Range indexing is really a series of "mini" indexes on a per field basis. Unlike the Two Level scheme, where all search terms are placed in the one index, range terms are placed in per field indexes that are then concatenated to form one range index. Each field index consists of a number of range buckets. These buckets are used to indicate whether a given value falls within the bucket or not.

There are two related considerations when establishing range buckets:

  1. Data distribution: as best as possible data should be distributed evenly between the buckets.
  2. Logical query ranges. The aim is to minimize the necessity to check a bucket for a value as checking whether records in a bucket match the query takes time; therefore if users are likely to search on particular ranges (decades for instance: 1/1/1910 to 1/1/1920) it makes sense to configure range buckets appropriately.

An example may make things clearer. Consider Width: (Measurement Details) in the Catalog module. Let's say that the width of photographs is generally from 10cm to 50cm so we establish the following range buckets:

Index

Note:

  1. -infinity and +infinity will capture any values outside the specified ranges.

When a range search is performed these buckets are used to determine possible matches. Consider the following searches for photographs with a width of between:

  1. 15cm to 35cm:

    Index

    In this case:

    1. Three buckets can be safely ignored.
    2. One bucket does not need to be checked and is definitely included in the search.
    3. Two buckets need to be checked for a match.
  2. 15cm to 30cm:

    Index

    In this case:

    1. Four buckets can be safely ignored.
    2. One bucket does not need to be checked and is definitely included in the search.
    3. One bucket needs to be checked.
  3. 10cm to 35cm:

    Index

    In this case:

    1. Three buckets can be safely ignored.
    2. Two buckets do not need to be checked and are definitely included in the search.
    3. One bucket needs to be checked.
  4. 10cm to 30cm:

    Index

    In this case:

    1. Four buckets can be safely ignored.
    2. Two bucket do not need to be checked and are included in the search.
    3. No buckets need to be checked.

    In this case, no buckets need to be checked!

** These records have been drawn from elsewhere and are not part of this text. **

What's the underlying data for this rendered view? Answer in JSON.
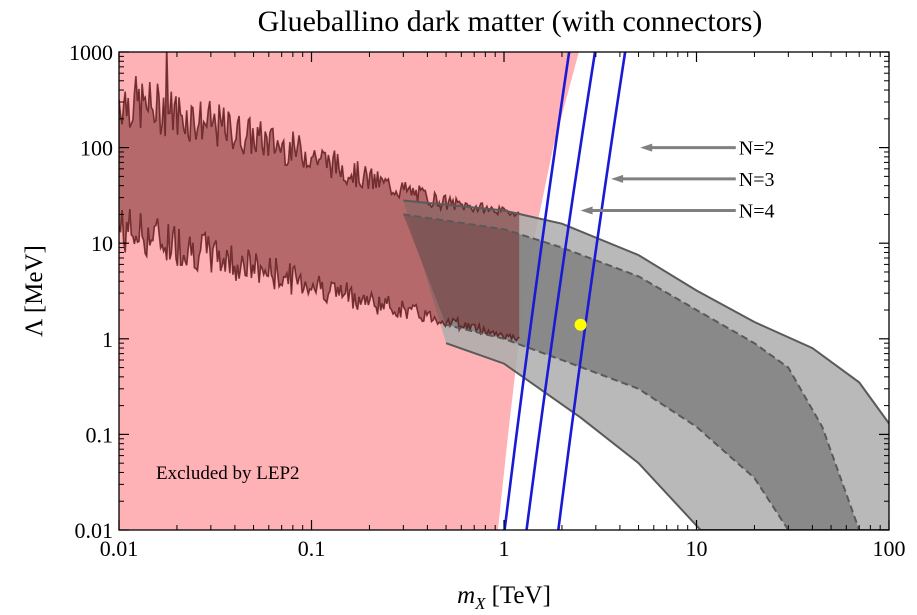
{
  "chart_data": {
    "type": "area",
    "title": "Glueballino dark matter (with connectors)",
    "xlabel_italic": "m",
    "xlabel_sub": "X",
    "xlabel_unit": "[TeV]",
    "ylabel": "Λ [MeV]",
    "x_scale": "log",
    "y_scale": "log",
    "xlim": [
      0.01,
      100
    ],
    "ylim": [
      0.01,
      1000
    ],
    "x_ticks": [
      {
        "value": 0.01,
        "label": "0.01"
      },
      {
        "value": 0.1,
        "label": "0.1"
      },
      {
        "value": 1,
        "label": "1"
      },
      {
        "value": 10,
        "label": "10"
      },
      {
        "value": 100,
        "label": "100"
      }
    ],
    "y_ticks": [
      {
        "value": 0.01,
        "label": "0.01"
      },
      {
        "value": 0.1,
        "label": "0.1"
      },
      {
        "value": 1,
        "label": "1"
      },
      {
        "value": 10,
        "label": "10"
      },
      {
        "value": 100,
        "label": "100"
      },
      {
        "value": 1000,
        "label": "1000"
      }
    ],
    "grid": false,
    "colors": {
      "excluded": "#ffb2b5",
      "outer_band": "#adadad",
      "inner_band": "#7d7d7d",
      "band_edge": "#5a5a5a",
      "noisy_band": "#7a2e2e",
      "n_lines": "#1a1ad6",
      "point": "#ffff00",
      "arrow": "#808080"
    },
    "excluded_region": {
      "label": "Excluded by LEP2",
      "boundary": [
        {
          "x": 0.93,
          "y": 0.01
        },
        {
          "x": 1.05,
          "y": 0.1
        },
        {
          "x": 1.2,
          "y": 1
        },
        {
          "x": 1.42,
          "y": 10
        },
        {
          "x": 1.8,
          "y": 100
        },
        {
          "x": 2.45,
          "y": 1000
        }
      ]
    },
    "outer_band": {
      "upper": [
        {
          "x": 0.3,
          "y": 28
        },
        {
          "x": 1,
          "y": 22
        },
        {
          "x": 2,
          "y": 16
        },
        {
          "x": 5,
          "y": 7.5
        },
        {
          "x": 10,
          "y": 3.2
        },
        {
          "x": 20,
          "y": 1.5
        },
        {
          "x": 40,
          "y": 0.8
        },
        {
          "x": 70,
          "y": 0.35
        },
        {
          "x": 100,
          "y": 0.13
        }
      ],
      "lower": [
        {
          "x": 100,
          "y": 0.01
        },
        {
          "x": 10.5,
          "y": 0.01
        },
        {
          "x": 5,
          "y": 0.05
        },
        {
          "x": 2.5,
          "y": 0.15
        },
        {
          "x": 1,
          "y": 0.55
        },
        {
          "x": 0.5,
          "y": 0.9
        }
      ]
    },
    "inner_band": {
      "upper": [
        {
          "x": 0.3,
          "y": 20
        },
        {
          "x": 1,
          "y": 14
        },
        {
          "x": 2,
          "y": 9
        },
        {
          "x": 5,
          "y": 4.5
        },
        {
          "x": 10,
          "y": 2
        },
        {
          "x": 20,
          "y": 0.9
        },
        {
          "x": 30,
          "y": 0.5
        },
        {
          "x": 45,
          "y": 0.12
        },
        {
          "x": 70,
          "y": 0.01
        }
      ],
      "lower": [
        {
          "x": 30,
          "y": 0.01
        },
        {
          "x": 20,
          "y": 0.035
        },
        {
          "x": 10,
          "y": 0.12
        },
        {
          "x": 5,
          "y": 0.3
        },
        {
          "x": 2,
          "y": 0.6
        },
        {
          "x": 1,
          "y": 1.0
        },
        {
          "x": 0.5,
          "y": 1.4
        }
      ]
    },
    "noisy_band": {
      "x_start": 0.01,
      "x_end": 1.2,
      "upper": [
        {
          "x": 0.01,
          "y": 260
        },
        {
          "x": 0.02,
          "y": 190
        },
        {
          "x": 0.05,
          "y": 110
        },
        {
          "x": 0.1,
          "y": 75
        },
        {
          "x": 0.2,
          "y": 42
        },
        {
          "x": 0.5,
          "y": 25
        },
        {
          "x": 1.2,
          "y": 20
        }
      ],
      "lower": [
        {
          "x": 0.01,
          "y": 16
        },
        {
          "x": 0.02,
          "y": 11
        },
        {
          "x": 0.05,
          "y": 6
        },
        {
          "x": 0.1,
          "y": 4
        },
        {
          "x": 0.2,
          "y": 2.6
        },
        {
          "x": 0.5,
          "y": 1.6
        },
        {
          "x": 1.2,
          "y": 1.0
        }
      ]
    },
    "n_lines": [
      {
        "label": "N=2",
        "x_bottom": 1.9,
        "x_top": 4.3,
        "arrow_tip": {
          "x": 5.1,
          "y": 100
        },
        "arrow_tail": {
          "x": 16,
          "y": 100
        }
      },
      {
        "label": "N=3",
        "x_bottom": 1.3,
        "x_top": 3.0,
        "arrow_tip": {
          "x": 3.6,
          "y": 47
        },
        "arrow_tail": {
          "x": 16,
          "y": 47
        }
      },
      {
        "label": "N=4",
        "x_bottom": 1.0,
        "x_top": 2.2,
        "arrow_tip": {
          "x": 2.5,
          "y": 22
        },
        "arrow_tail": {
          "x": 16,
          "y": 22
        }
      }
    ],
    "point": {
      "x": 2.5,
      "y": 1.4
    }
  }
}
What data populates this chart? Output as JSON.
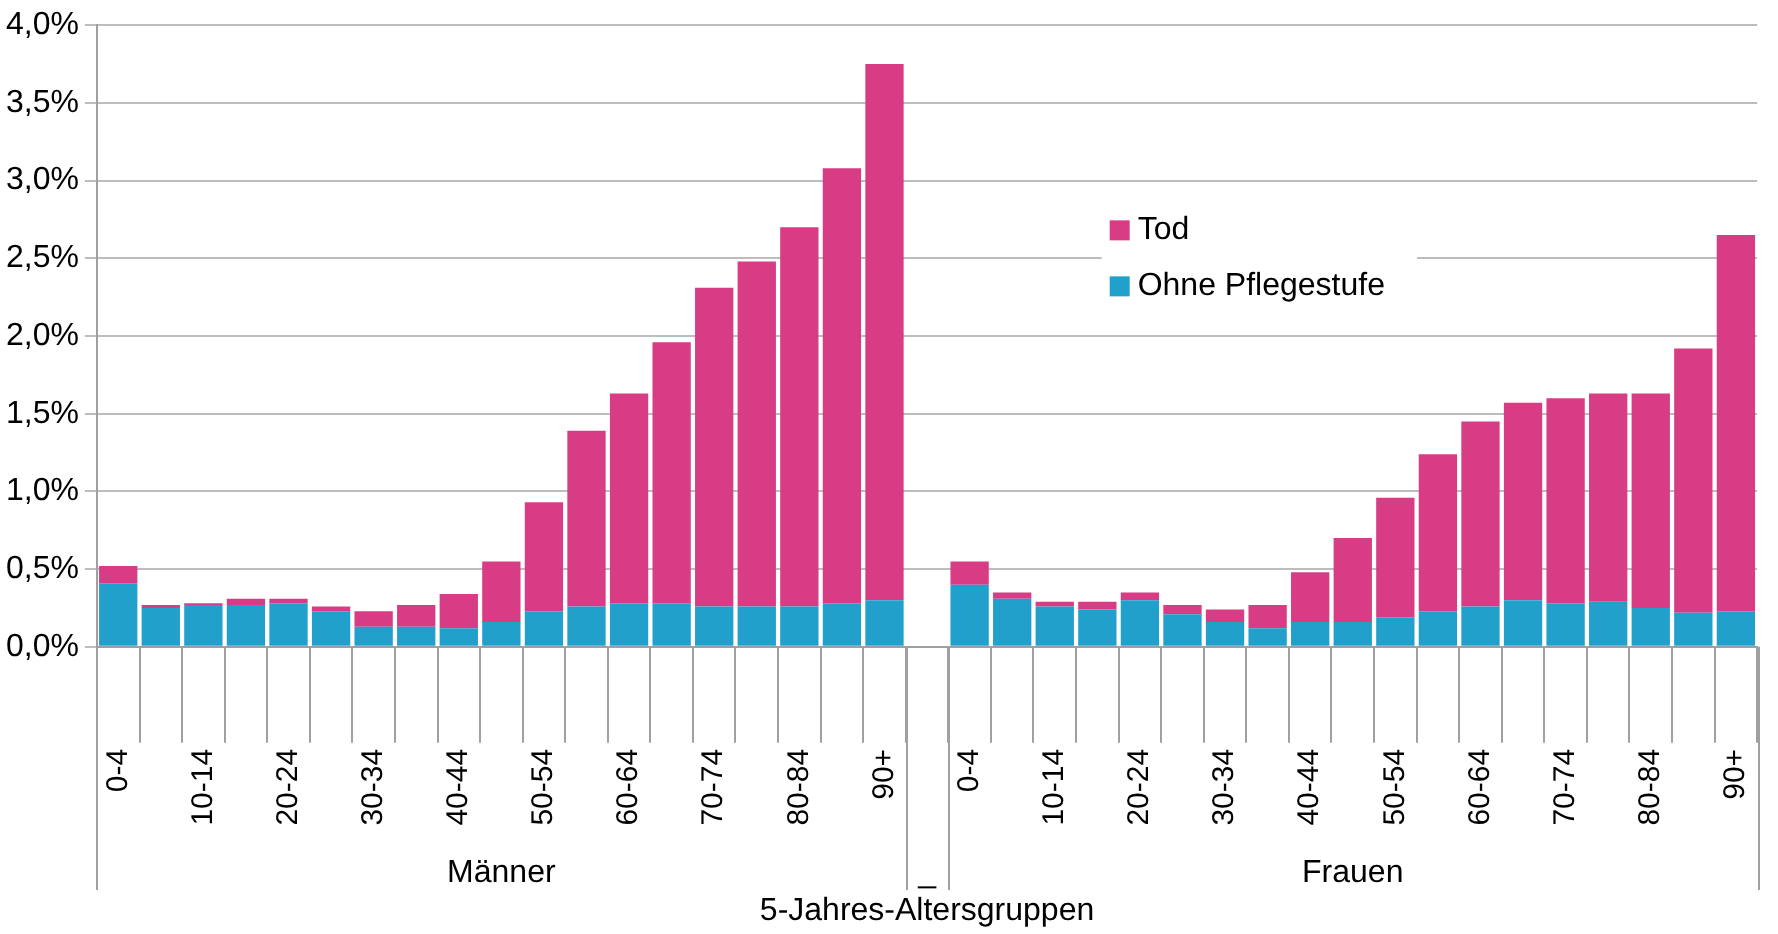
{
  "chart_data": {
    "type": "bar",
    "stacked": true,
    "xlabel": "5-Jahres-Altersgruppen",
    "categories": [
      "0-4",
      null,
      "10-14",
      null,
      "20-24",
      null,
      "30-34",
      null,
      "40-44",
      null,
      "50-54",
      null,
      "60-64",
      null,
      "70-74",
      null,
      "80-84",
      null,
      "90+",
      null,
      "0-4",
      null,
      "10-14",
      null,
      "20-24",
      null,
      "30-34",
      null,
      "40-44",
      null,
      "50-54",
      null,
      "60-64",
      null,
      "70-74",
      null,
      "80-84",
      null,
      "90+"
    ],
    "annotations": [
      "Männer",
      "_",
      "Frauen"
    ],
    "series": [
      {
        "name": "Ohne Pflegestufe",
        "color": "#21a0cc",
        "values": [
          0.41,
          0.25,
          0.27,
          0.27,
          0.28,
          0.23,
          0.13,
          0.13,
          0.12,
          0.16,
          0.23,
          0.26,
          0.28,
          0.28,
          0.26,
          0.26,
          0.26,
          0.28,
          0.3,
          null,
          0.4,
          0.31,
          0.26,
          0.24,
          0.3,
          0.21,
          0.16,
          0.12,
          0.16,
          0.16,
          0.19,
          0.23,
          0.26,
          0.3,
          0.28,
          0.29,
          0.25,
          0.22,
          0.23
        ]
      },
      {
        "name": "Tod",
        "color": "#d83c84",
        "values": [
          0.11,
          0.02,
          0.01,
          0.04,
          0.03,
          0.03,
          0.1,
          0.14,
          0.22,
          0.39,
          0.7,
          1.13,
          1.35,
          1.68,
          2.05,
          2.22,
          2.44,
          2.8,
          3.45,
          null,
          0.15,
          0.04,
          0.03,
          0.05,
          0.05,
          0.06,
          0.08,
          0.15,
          0.32,
          0.54,
          0.77,
          1.01,
          1.19,
          1.27,
          1.32,
          1.34,
          1.38,
          1.7,
          2.42
        ]
      }
    ],
    "ylim": [
      0,
      4
    ],
    "yticks": [
      {
        "value": 0,
        "label": "0,0%"
      },
      {
        "value": 0.5,
        "label": "0,5%"
      },
      {
        "value": 1,
        "label": "1,0%"
      },
      {
        "value": 1.5,
        "label": "1,5%"
      },
      {
        "value": 2,
        "label": "2,0%"
      },
      {
        "value": 2.5,
        "label": "2,5%"
      },
      {
        "value": 3,
        "label": "3,0%"
      },
      {
        "value": 3.5,
        "label": "3,5%"
      },
      {
        "value": 4,
        "label": "4,0%"
      }
    ],
    "grid": "y",
    "legend": "top right"
  }
}
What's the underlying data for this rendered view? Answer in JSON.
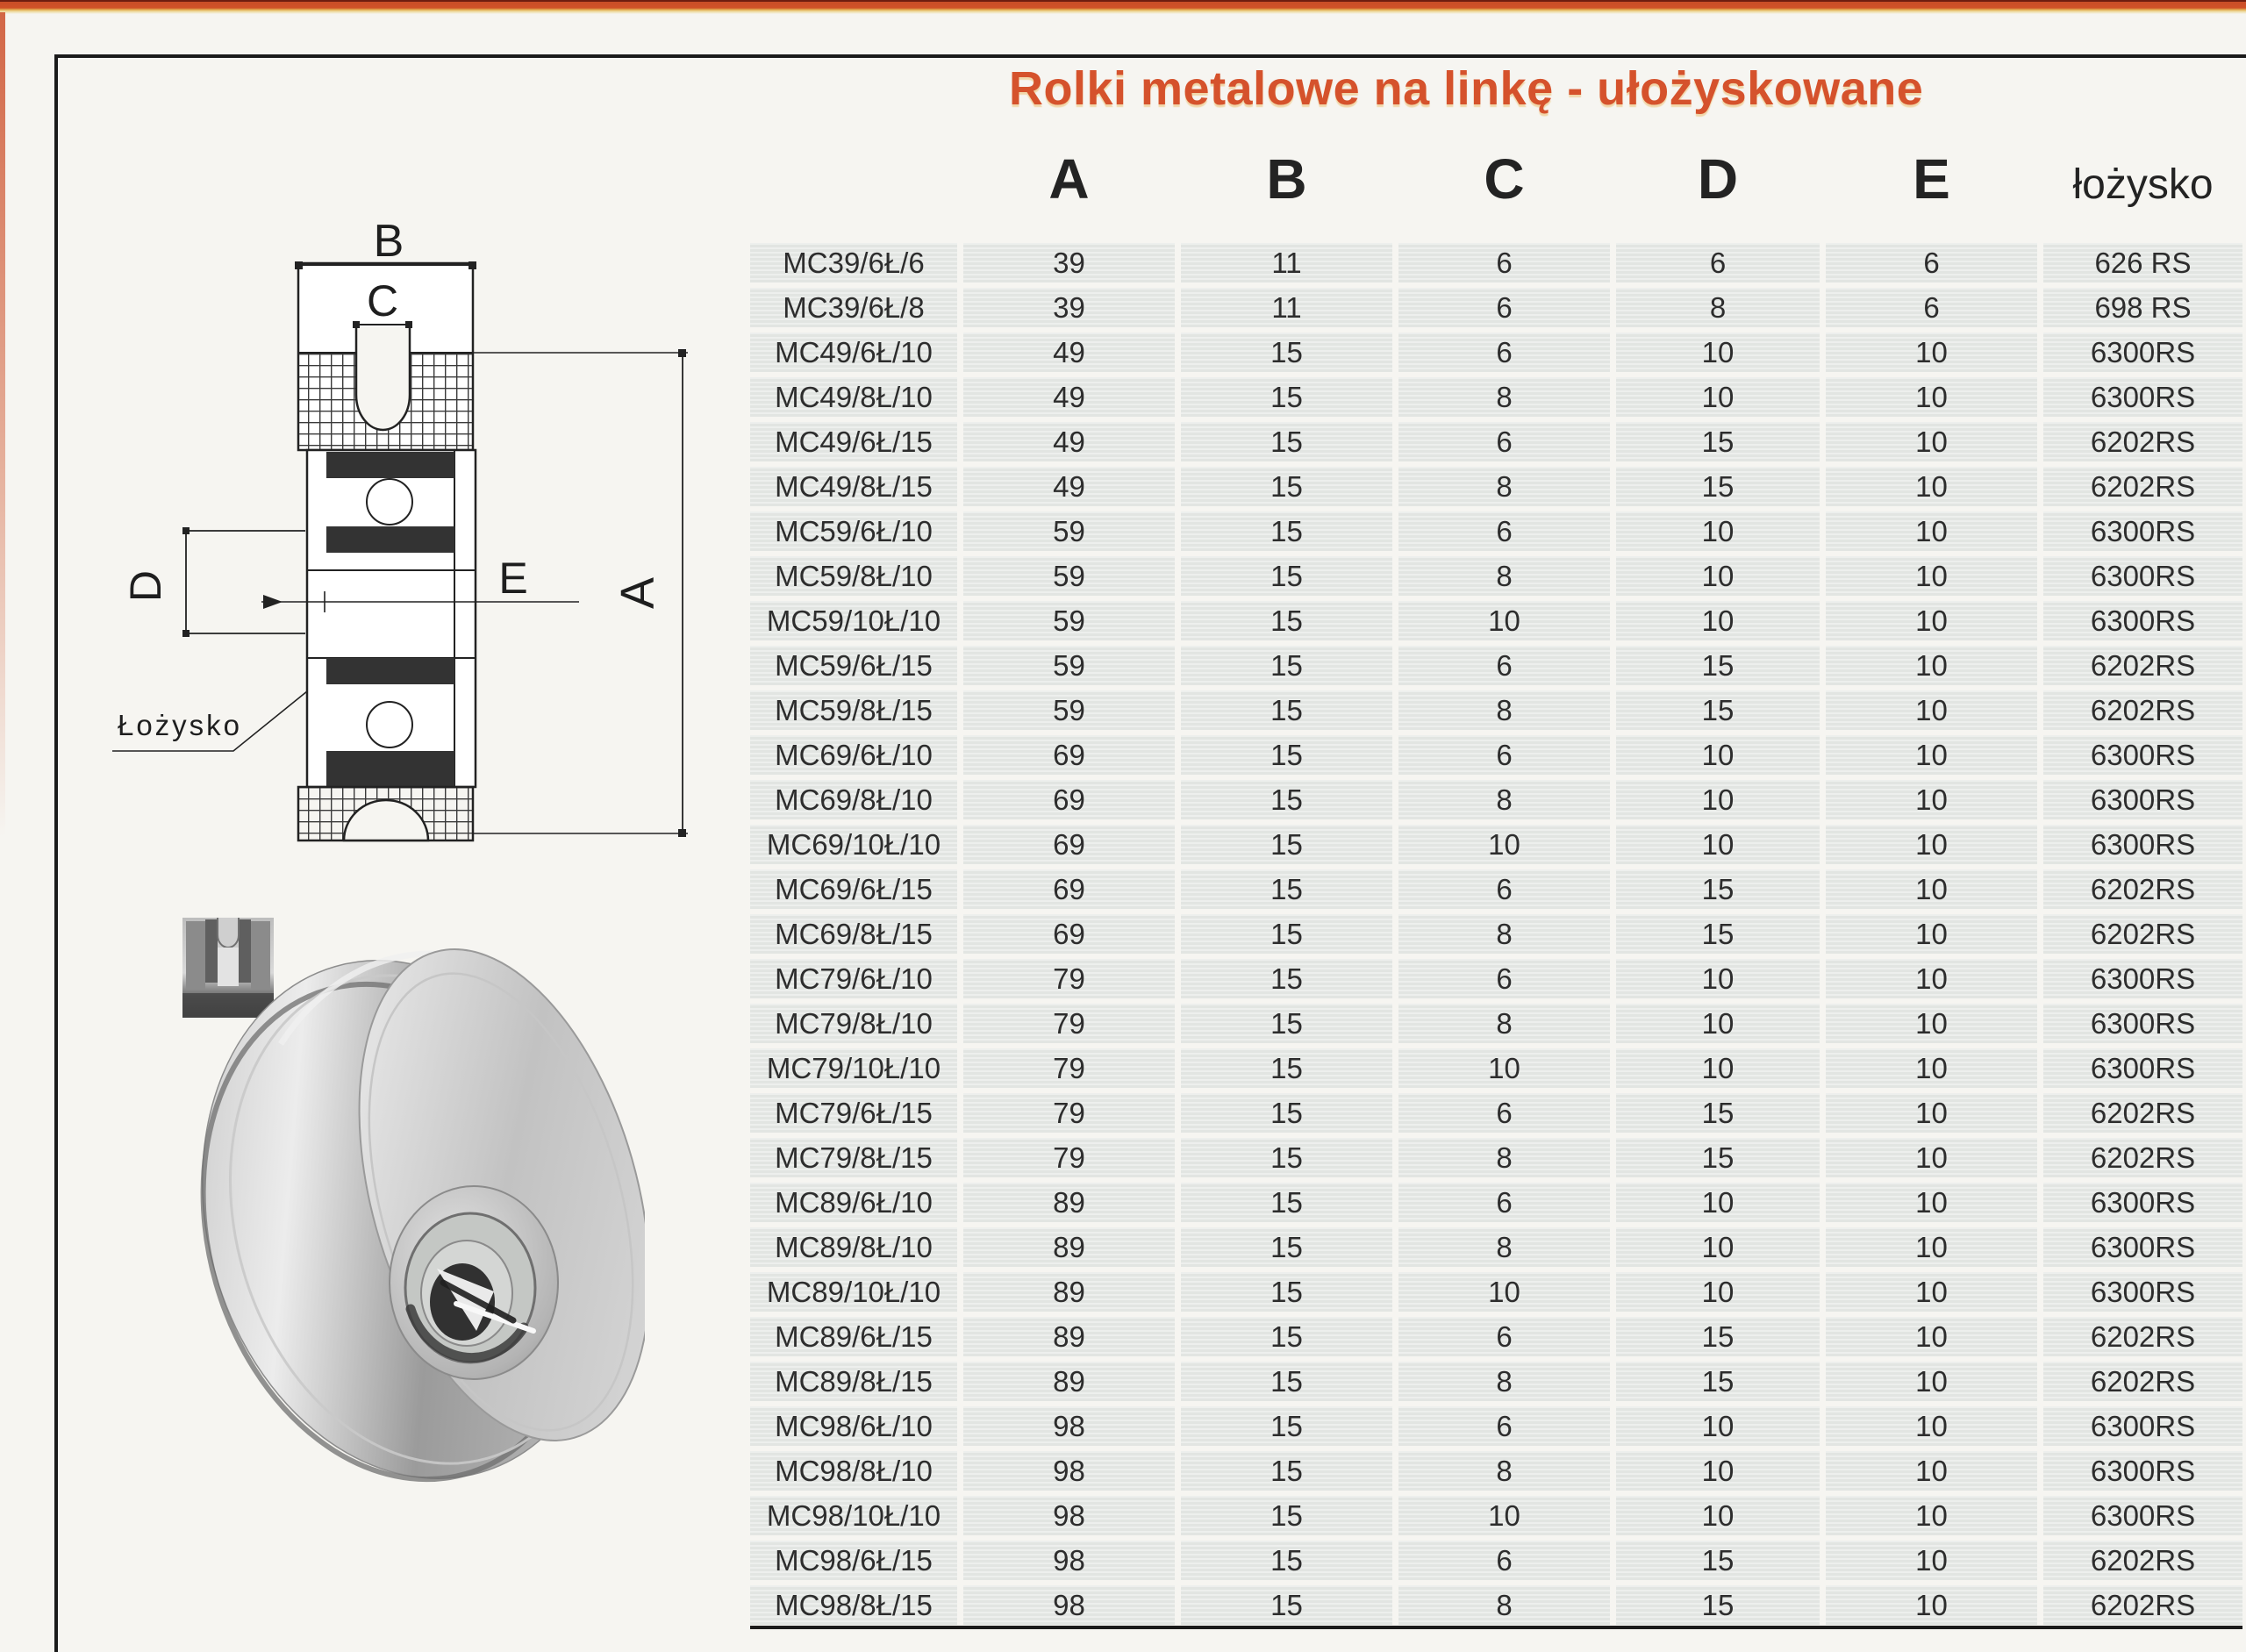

It should be clear from the last example that determining range buckets that match likely user searches has a direct influence on the speed of range based queries.

The problem with setting the range bucket values is that the bucket values depend on two variables. The first is the range of values entered into a field, in other words the data distribution. If the Width field contains a wide range of values, it makes sense to have a wide range of buckets. If, however, the data is centered around one point, it may make sense to have a series of range buckets cover this period.

The second variable is the query ranges used to retrieve data. The problem with this variable is that for a given field it may be very hard to determine what sort of query ranges will be used without performing extensive analysis.

As these two variables cannot be known before data has been loaded EMu provides a default set of range buckets for each range searchable field. In general these buckets are satisfactory for a small numbers of records, however significant reductions in search times may be achieved by "tuning" the range buckets for large numbers of records.

Tuning the range indexes involves considering the two variables, data distribution and query ranges, and for each variable determining the set of range buckets that provides optimal performance. The objective in fine-tuning range indexing is to:

  1. Minimize the number of buckets that need to be searched.
  2. Minimize the number of records in buckets that need to be searched. Note that this objective will take precedence over the default distribution of records evenly between buckets.

EMu 4.0.01 provides a mechanism that allows System Administrators to have the range buckets tuned automatically based on the data distribution within a field. The facility does not take query ranges into account as this information requires subjective interpretation to determine which queries are important to have optimized and which queries can run a little slower.

The new facility does however provide data distribution information that may be used by a System Administrator to set the range buckets manually to achieve optimal performance where query ranges are known and can be weighted.

Hence the new facility provides automated range buckets, but allows System Administrators to override these settings and configure their own buckets manually.